You can use some words from your languages, but give clues or simple explanations. You are inviting readers into your world, not locking them out. - Avoid copying other writers’ style too closely.
Learn from them, yes. But let your life shape your sentences. - Remember your reader
Your reader may be in Juba, Nairobi, Lagos, or New York. Picture one real person and write as if you are sitting under a tree or in a small room talking to them.
How to Edit and Polish Your Memoir
Your first draft will not be your final book. It is allowed to be messy. The main job of the first draft is to exist.
After that, the real work begins.
First rest, then read
When you finish a full draft or a large section, rest it. Put it away for a few days or weeks if possible. When you come back, you will see with clearer eyes.
Read your own book as a stranger would. Ask:
- Where did I get bored?
- Where did I get lost?
- Where did I feel real emotion rise in my chest?
- Where did I feel I was hiding something?
Cut and tighten
Editing is not only about grammar. It is also about courage.

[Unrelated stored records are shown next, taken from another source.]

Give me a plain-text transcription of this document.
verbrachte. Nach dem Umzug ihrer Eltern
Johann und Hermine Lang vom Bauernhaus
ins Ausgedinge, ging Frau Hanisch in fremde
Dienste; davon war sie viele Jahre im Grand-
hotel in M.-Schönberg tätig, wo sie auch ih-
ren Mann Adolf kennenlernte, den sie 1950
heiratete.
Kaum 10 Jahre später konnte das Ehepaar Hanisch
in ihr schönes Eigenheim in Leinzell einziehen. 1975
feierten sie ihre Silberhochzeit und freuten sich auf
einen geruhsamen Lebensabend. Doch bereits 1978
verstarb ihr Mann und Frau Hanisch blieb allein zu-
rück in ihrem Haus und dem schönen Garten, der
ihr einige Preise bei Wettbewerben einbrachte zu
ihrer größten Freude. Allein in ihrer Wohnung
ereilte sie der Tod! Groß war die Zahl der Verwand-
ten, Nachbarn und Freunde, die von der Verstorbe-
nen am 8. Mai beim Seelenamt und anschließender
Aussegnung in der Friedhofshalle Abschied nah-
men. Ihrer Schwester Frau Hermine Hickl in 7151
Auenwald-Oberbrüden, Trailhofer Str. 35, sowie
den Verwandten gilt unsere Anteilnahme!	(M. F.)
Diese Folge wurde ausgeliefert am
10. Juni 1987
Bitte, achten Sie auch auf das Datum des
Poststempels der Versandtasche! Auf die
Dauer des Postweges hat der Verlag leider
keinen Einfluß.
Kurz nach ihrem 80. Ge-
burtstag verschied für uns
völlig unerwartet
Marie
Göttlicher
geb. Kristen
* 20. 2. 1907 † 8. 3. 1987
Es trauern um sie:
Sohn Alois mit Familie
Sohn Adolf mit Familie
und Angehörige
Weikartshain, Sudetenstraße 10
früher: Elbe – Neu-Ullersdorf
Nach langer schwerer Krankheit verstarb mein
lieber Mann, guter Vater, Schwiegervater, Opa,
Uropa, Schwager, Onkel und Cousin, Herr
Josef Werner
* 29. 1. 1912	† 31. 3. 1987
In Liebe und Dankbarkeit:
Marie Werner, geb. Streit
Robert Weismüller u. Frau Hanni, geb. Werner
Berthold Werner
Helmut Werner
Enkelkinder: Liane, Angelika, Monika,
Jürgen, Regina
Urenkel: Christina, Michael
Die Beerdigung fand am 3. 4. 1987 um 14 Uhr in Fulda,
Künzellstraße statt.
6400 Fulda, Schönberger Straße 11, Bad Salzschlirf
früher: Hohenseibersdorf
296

- Remove scenes that do not serve the theme, no matter how attached you are.
- Shorten long explanations and let scenes carry more weight.
- Replace vague words like “very sad” or “very hard” with concrete images and actions.
Seek feedback
If possible, let a few trusted people read parts of the manuscript:
- Someone who knows you well, to catch missing pieces or errors.

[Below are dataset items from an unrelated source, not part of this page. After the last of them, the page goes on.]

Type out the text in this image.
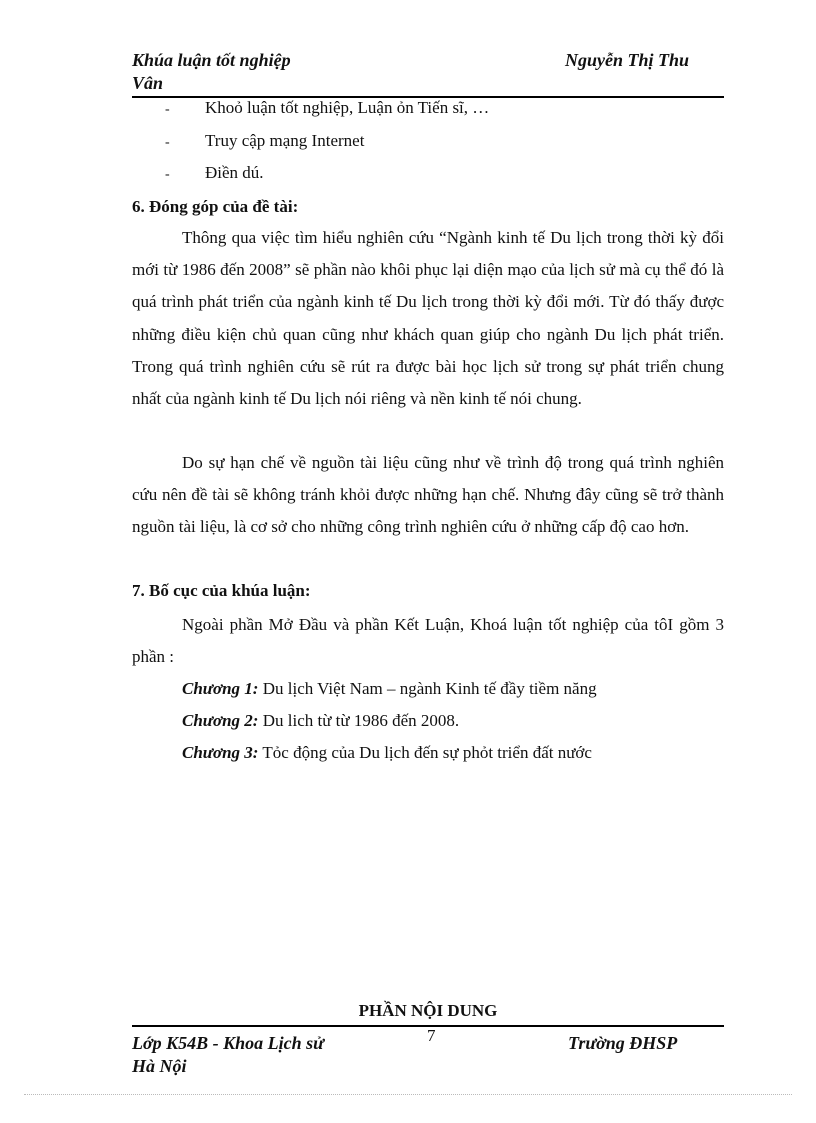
Khúa luận tốt nghiệp
Vân
Nguyễn Thị Thu
- Khoỏ luận tốt nghiệp, Luận ỏn Tiến sĩ, …
- Truy cập mạng Internet
- Điền dú.
6. Đóng góp của đề tài:
Thông qua việc tìm hiểu nghiên cứu “Ngành kinh tế Du lịch trong thời kỳ đổi mới từ 1986 đến 2008” sẽ phần nào khôi phục lại diện mạo của lịch sử mà cụ thể đó là quá trình phát triển của ngành kinh tế Du lịch trong thời kỳ đổi mới. Từ đó thấy được những điều kiện chủ quan cũng như khách quan giúp cho ngành Du lịch phát triển. Trong quá trình nghiên cứu sẽ rút ra được bài học lịch sử trong sự phát triển chung nhất của ngành kinh tế Du lịch nói riêng và nền kinh tế nói chung.
Do sự hạn chế về nguồn tài liệu cũng như về trình độ trong quá trình nghiên cứu nên đề tài sẽ không tránh khỏi được những hạn chế. Nhưng đây cũng sẽ trở thành nguồn tài liệu, là cơ sở cho những công trình nghiên cứu ở những cấp độ cao hơn.
7. Bố cục của khúa luận:
Ngoài phần Mở Đầu và phần Kết Luận, Khoá luận tốt nghiệp của tôI gồm 3 phần :
Chương 1: Du lịch Việt Nam – ngành Kinh tế đầy tiềm năng
Chương 2: Du lich từ từ 1986 đến 2008.
Chương 3: Tỏc động của Du lịch đến sự phỏt triển đất nước
PHẦN NỘI DUNG
Lớp K54B - Khoa Lịch sử
Hà Nội
7	Trường ĐHSP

- Someone who does not know you, to test clarity.
Ask them specific questions:
- Where did you feel most engaged?
- Where did you feel confused?
- Where did you feel I was not honest enough?
Tidy the language
Finally, check spelling, grammar, and punctuation. Tools can help, but they do not understand your story like you do. Use them as assistants, not masters.
Publishing And Sharing Your Memoir
You do not have to publish globally for your memoir to matter. There are levels of sharing.
Private sharing
Some memoirs are written mainly for:
- Children and grandchildren.
- A small faith community.
- A family archive.
You can print a few copies locally or keep a digital file with clear instructions for your family. That alone is powerful. Many African families have lost stories because nobody wrote them down.
Public sharing
If you want to reach a wider audience, you can:
- Self publish on platforms like Amazon.
- Work with a local or international publisher.
- Publish excerpts as blog posts, articles, or podcast episodes.
Each path has its own work. With self publishing you control more and carry more responsibility. With traditional publishing you gain support but must face selection and delay.
Use your memoir to serve
Think beyond sales. Ask:
- Can this book be used in schools as a reading text?
- Can it support peace building by humanising “the other side”?
- Can it help young writers see that their stories are worthy of books too?
Your memoir can become seed for other works: workshops, talks, courses, or new books.
Conclusion: Your Life Is Already A Story
You may be reading this thinking, “My life has been too messy to write about.”
Let me tell you something.
A boy who almost starved on mudfish and wild fruit, who watched men shot, who saw a strange predator in the bush, who faced guns twice at close range, who now writes opinions that attract threats, and who still sits down to tell his story patiently on page and screen – that life is messy too.
Yet when I place those events along a line of meaning, something happens: chaos becomes story. Pain becomes lesson. Survival becomes seed for others’ courage.
You can do the same.
To write your memoir and share your life story:
- Choose a clear theme and focus.
- Build a simple structure with strong scenes.
- Write with your senses and your honest voice.
- Handle pain and people with both truth and care.
- Edit bravely and seek feedback.
- Share the book at the level that fits your calling.
You do not need perfect English. You do not need a wealthy background. You need a willing heart, a pen or keyboard, and the patience to shape your memories into a gift.
One day, a young person may sit in a dark room with no power, pick up your book, and find a new way to see their own life because you were brave enough to write yours.
That alone is a good reason to start your memoir today.